Following a brief speech, Clinton joined Jones, library system director Paula Miller and a gaggle of children to cut a ceremonial ribbon in front of the playground signs.

He snipped extra pieces of ribbon with the oversized scissors, and handed them to each child. “Did you get one? Did you get one?” Clinton asked the children.

Greater Dundalk has turned from a strongly Democratic area to an area that voted Republican in the last two elections — the area is represented by Republicans at the county and state level. But Clinton encountered plenty of appreciation at Sollers Point, in the historically African-American Turner Station community.

Lifelong Turner Station resident Olivia Lomax, a retired federal worker, said she was thrilled to have a former president visit her community, the first time she can remember that someone so prominent visited. She said the library and adjoining community center are a gem. The building is always in use, she said: “Something is always going on inside.”

Gordon Koerner, a retired electrical maintenance worker, drove from Joppatowne carrying a sign with a thumb’s up picture on it.
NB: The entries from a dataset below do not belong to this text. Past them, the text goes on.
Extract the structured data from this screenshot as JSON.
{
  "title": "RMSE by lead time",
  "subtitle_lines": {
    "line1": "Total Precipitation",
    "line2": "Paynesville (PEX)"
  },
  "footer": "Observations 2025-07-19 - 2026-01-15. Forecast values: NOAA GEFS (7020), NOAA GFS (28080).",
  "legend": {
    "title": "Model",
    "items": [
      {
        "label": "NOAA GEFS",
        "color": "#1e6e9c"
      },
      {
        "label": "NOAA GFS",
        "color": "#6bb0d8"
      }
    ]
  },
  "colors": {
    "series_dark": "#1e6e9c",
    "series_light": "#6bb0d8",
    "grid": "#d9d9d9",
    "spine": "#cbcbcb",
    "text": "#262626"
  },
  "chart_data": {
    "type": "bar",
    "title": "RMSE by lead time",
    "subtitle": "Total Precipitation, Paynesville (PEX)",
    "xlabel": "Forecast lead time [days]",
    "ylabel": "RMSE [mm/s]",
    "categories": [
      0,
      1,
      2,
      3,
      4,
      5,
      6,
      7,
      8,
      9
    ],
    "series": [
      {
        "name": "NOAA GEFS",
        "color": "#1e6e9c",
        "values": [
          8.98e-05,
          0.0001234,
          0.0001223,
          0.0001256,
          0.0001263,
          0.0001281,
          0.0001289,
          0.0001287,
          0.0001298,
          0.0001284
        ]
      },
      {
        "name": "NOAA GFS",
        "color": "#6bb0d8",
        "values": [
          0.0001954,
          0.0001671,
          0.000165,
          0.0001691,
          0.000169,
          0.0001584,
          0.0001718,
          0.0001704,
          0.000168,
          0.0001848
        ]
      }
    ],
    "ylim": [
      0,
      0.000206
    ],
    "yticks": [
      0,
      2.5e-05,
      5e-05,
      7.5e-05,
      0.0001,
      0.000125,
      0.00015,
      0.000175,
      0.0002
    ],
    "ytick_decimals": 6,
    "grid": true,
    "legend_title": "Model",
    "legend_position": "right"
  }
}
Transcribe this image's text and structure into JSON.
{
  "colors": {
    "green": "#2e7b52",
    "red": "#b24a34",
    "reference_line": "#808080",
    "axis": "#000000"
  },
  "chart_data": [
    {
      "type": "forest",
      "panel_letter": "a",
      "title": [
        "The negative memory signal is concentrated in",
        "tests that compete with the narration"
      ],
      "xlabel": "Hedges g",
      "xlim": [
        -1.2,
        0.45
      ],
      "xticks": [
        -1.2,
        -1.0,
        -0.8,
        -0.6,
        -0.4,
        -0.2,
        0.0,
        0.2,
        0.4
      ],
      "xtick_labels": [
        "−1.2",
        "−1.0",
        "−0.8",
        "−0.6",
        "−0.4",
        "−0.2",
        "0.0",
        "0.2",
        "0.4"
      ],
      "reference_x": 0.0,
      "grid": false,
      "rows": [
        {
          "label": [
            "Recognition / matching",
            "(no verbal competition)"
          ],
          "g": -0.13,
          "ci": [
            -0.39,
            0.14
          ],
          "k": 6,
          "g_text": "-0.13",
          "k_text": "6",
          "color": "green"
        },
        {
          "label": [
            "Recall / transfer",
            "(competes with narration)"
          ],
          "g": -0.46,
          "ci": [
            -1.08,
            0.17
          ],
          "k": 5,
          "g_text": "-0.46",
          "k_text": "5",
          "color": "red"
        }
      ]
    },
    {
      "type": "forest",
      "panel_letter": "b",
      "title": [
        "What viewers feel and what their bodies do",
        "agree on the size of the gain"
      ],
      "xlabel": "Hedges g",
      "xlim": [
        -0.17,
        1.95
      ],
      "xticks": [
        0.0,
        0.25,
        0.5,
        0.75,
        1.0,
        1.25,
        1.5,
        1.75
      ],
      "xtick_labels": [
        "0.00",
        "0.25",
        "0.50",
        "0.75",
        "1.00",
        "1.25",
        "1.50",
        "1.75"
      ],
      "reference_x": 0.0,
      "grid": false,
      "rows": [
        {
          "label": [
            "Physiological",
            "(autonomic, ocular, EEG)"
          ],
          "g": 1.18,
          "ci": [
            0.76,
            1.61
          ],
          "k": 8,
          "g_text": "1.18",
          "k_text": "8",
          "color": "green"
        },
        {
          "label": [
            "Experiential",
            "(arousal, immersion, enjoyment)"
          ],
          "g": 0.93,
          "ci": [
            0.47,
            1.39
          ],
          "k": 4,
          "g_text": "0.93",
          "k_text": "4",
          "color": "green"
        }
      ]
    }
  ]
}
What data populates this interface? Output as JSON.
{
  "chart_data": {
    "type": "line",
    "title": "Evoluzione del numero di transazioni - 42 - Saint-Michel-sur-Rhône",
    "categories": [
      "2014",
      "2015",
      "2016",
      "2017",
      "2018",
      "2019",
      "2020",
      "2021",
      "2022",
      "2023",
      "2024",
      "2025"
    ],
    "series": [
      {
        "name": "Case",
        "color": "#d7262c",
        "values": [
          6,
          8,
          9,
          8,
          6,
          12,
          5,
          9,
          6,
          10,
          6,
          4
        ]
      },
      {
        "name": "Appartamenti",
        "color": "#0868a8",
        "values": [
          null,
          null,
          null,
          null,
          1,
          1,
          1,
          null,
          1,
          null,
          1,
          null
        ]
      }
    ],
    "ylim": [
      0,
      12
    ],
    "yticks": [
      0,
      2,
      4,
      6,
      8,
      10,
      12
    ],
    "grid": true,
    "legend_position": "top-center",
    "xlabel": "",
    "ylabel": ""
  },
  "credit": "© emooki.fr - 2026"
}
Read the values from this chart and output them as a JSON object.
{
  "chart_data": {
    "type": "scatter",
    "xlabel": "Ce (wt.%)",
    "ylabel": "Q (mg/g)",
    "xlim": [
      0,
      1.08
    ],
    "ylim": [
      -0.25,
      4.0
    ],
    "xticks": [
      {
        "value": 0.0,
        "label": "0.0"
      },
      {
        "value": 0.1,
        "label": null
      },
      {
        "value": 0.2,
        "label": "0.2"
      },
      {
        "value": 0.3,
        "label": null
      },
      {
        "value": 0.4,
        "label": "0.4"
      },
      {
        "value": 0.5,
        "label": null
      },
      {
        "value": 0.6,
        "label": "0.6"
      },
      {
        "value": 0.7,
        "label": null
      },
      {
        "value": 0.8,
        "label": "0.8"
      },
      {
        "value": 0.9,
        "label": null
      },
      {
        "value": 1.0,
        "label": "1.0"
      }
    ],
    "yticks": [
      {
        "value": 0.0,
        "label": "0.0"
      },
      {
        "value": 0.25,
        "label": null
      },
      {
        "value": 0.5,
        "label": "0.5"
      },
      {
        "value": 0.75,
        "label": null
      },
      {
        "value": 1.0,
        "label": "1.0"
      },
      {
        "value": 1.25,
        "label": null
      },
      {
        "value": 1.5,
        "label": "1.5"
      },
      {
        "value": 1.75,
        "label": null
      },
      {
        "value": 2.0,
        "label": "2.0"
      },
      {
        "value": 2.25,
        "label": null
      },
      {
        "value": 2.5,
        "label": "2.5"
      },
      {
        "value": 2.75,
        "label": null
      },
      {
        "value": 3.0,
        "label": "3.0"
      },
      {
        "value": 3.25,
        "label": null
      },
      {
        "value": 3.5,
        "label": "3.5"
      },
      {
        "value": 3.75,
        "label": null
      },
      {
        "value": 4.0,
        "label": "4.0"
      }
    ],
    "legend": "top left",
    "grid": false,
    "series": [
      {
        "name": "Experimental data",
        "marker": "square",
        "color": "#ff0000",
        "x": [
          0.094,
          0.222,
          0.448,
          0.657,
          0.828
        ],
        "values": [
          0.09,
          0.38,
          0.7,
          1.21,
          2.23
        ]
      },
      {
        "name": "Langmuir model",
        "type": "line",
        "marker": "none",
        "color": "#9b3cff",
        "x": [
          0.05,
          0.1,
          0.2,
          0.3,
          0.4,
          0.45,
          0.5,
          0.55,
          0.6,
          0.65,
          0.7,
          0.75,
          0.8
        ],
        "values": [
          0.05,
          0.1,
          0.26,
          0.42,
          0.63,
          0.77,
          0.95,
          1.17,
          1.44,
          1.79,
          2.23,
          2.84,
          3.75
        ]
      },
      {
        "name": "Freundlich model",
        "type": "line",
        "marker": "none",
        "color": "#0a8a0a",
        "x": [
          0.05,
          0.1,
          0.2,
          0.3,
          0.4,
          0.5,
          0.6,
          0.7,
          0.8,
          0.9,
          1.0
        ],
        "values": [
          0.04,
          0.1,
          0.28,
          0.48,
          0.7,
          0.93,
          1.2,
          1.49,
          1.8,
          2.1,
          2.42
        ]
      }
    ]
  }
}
He was concerned there might be protesters, and wanted to show his support for Clinton.

Koerner said he’s met both Bill and Hillary Clinton, the former Secretary of State and presidential candidate, at events over the years.

”This is great,” Koerner said. “I follow him a lot but I didn’t know he did this."

Two local elected officials attended the event with Clinton. County Councilman Julian Jones, a Democrat from Woodstock, came after hearing about it earlier in the day. He was joined by Republican Councilman David Marks of Perry Hall, who is a board member of the library foundation.